Aquí se alza el espectro de algo que trasciende con mucho las fronteras del efecto placebo y que penetra aún más a fondo en el terreno de los terapeutas alternativos. Y es que deberíamos recordar que estos terapeutas no sólo proporcionan tratamientos placebo, sino que también dan lo que podríamos denominar «explicaciones placebo» (o «diagnósticos placebo»): afirmaciones infundadas, no basadas en pruebas y, a menudo, fantásticas, acerca de la naturaleza de la dolencia del paciente, en las que se invocan propiedades mágicas, energías o supuestas deficiencias vitamínicas (o «desequilibrios») de las que el terapeuta en cuestión se declara conocedor en exclusiva.
Y, por lo visto hasta aquí, parece que esta explicación «placebo» (pese a estar fundada en meras fantasías) puede resultar beneficiosa para un paciente, aunque (y esto no deja de ser interesante) quizá no sin provocar daños colaterales. Además, en este terreno debemos andarnos con sumo cuidado: esa misma actitud segura y terminante puede servir para convencer a las personas de su condición de enfermas y, con ello, reforzar creencias y comportamientos destructivos desde el punto de vista de la salud, medicalizando innecesariamente síntomas como los dolores musculares (que, para muchas personas, son fenómenos cotidianos) y obstaculizando que las personas puedan seguir con su vida y mejorar. Como decía, es una idea con la que hay que ir con cuidado.

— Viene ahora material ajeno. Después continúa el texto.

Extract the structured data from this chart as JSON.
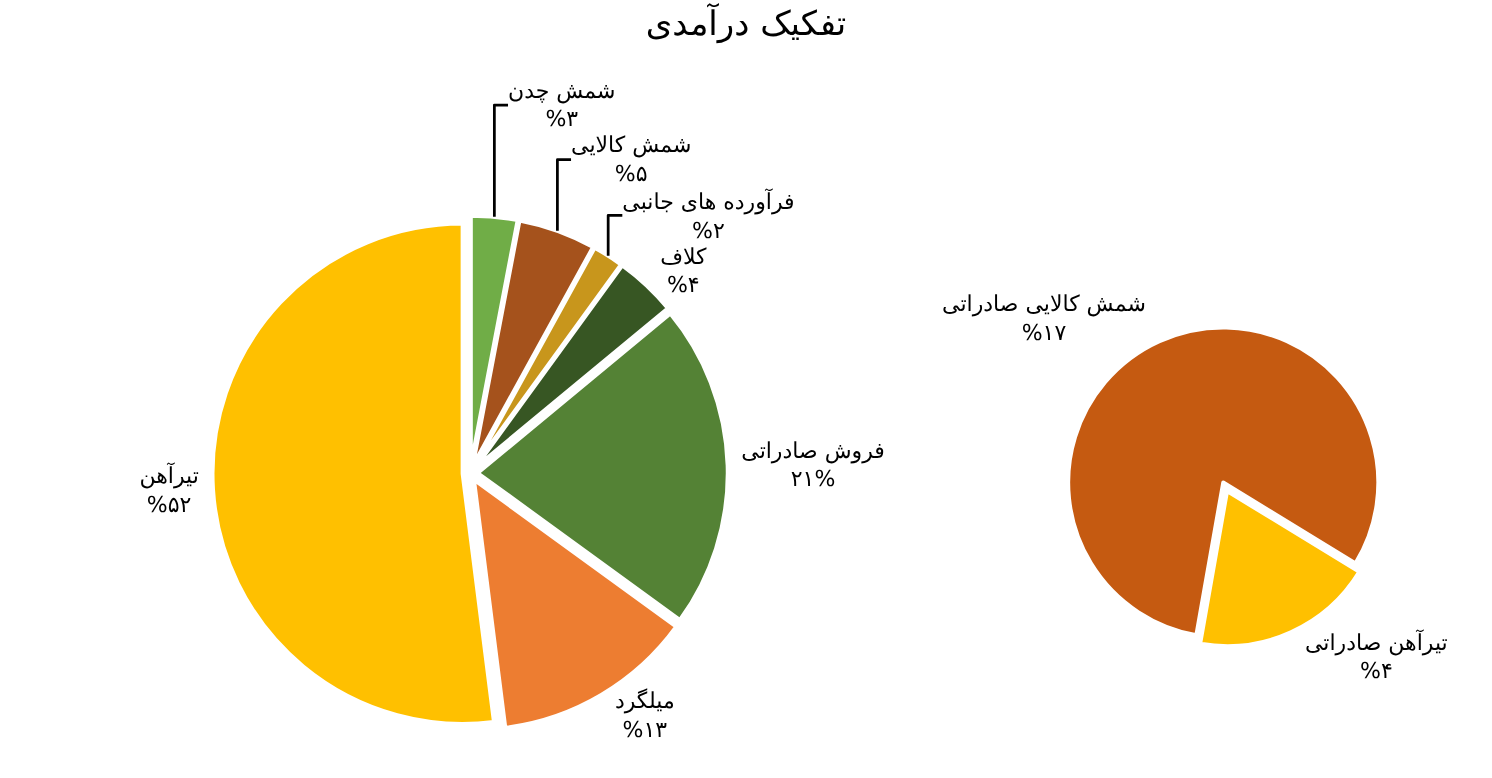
{
  "chart_data": [
    {
      "type": "pie",
      "title": "تفکیک درآمدی",
      "categories": [
        "شمش چدن",
        "شمش کالایی",
        "فرآورده های جانبی",
        "کلاف",
        "فروش صادراتی",
        "میلگرد",
        "تیرآهن"
      ],
      "values": [
        3,
        5,
        2,
        4,
        21,
        13,
        52
      ],
      "value_labels": [
        "%۳",
        "%۵",
        "%۲",
        "%۴",
        "۲۱%",
        "%۱۳",
        "%۵۲"
      ],
      "colors": [
        "#70ad47",
        "#a5521c",
        "#c8961c",
        "#375623",
        "#548235",
        "#ed7d31",
        "#ffc000"
      ]
    },
    {
      "type": "pie",
      "categories": [
        "شمش کالایی صادراتی",
        "تیرآهن صادراتی"
      ],
      "values": [
        17,
        4
      ],
      "value_labels": [
        "%۱۷",
        "%۴"
      ],
      "colors": [
        "#c55a11",
        "#ffc000"
      ]
    }
  ]
}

Podría seguir mencionando cosas al respecto. De hecho, ha habido abundantes investigaciones sobre el valor de una buena relación terapéutica, y el resultado general de las mismas es que aquellos médicos que adoptan una actitud y unas formas cálidas, amistosas y tranquilizadoras son más eficaces que quienes mantienen las consultas en el nivel más puramente formal y no confortan ni tranquilizan. En el mundo real, se producen cambios culturales estructurales que dificultan cada vez más que un doctor o una doctora pueda sacarle el máximo beneficio terapéutico posible a las consultas médicas con sus pacientes. Para empezar, existe la presión del tiempo: un médico de cabecera no puede hacer gran cosa en una visita de seis minutos.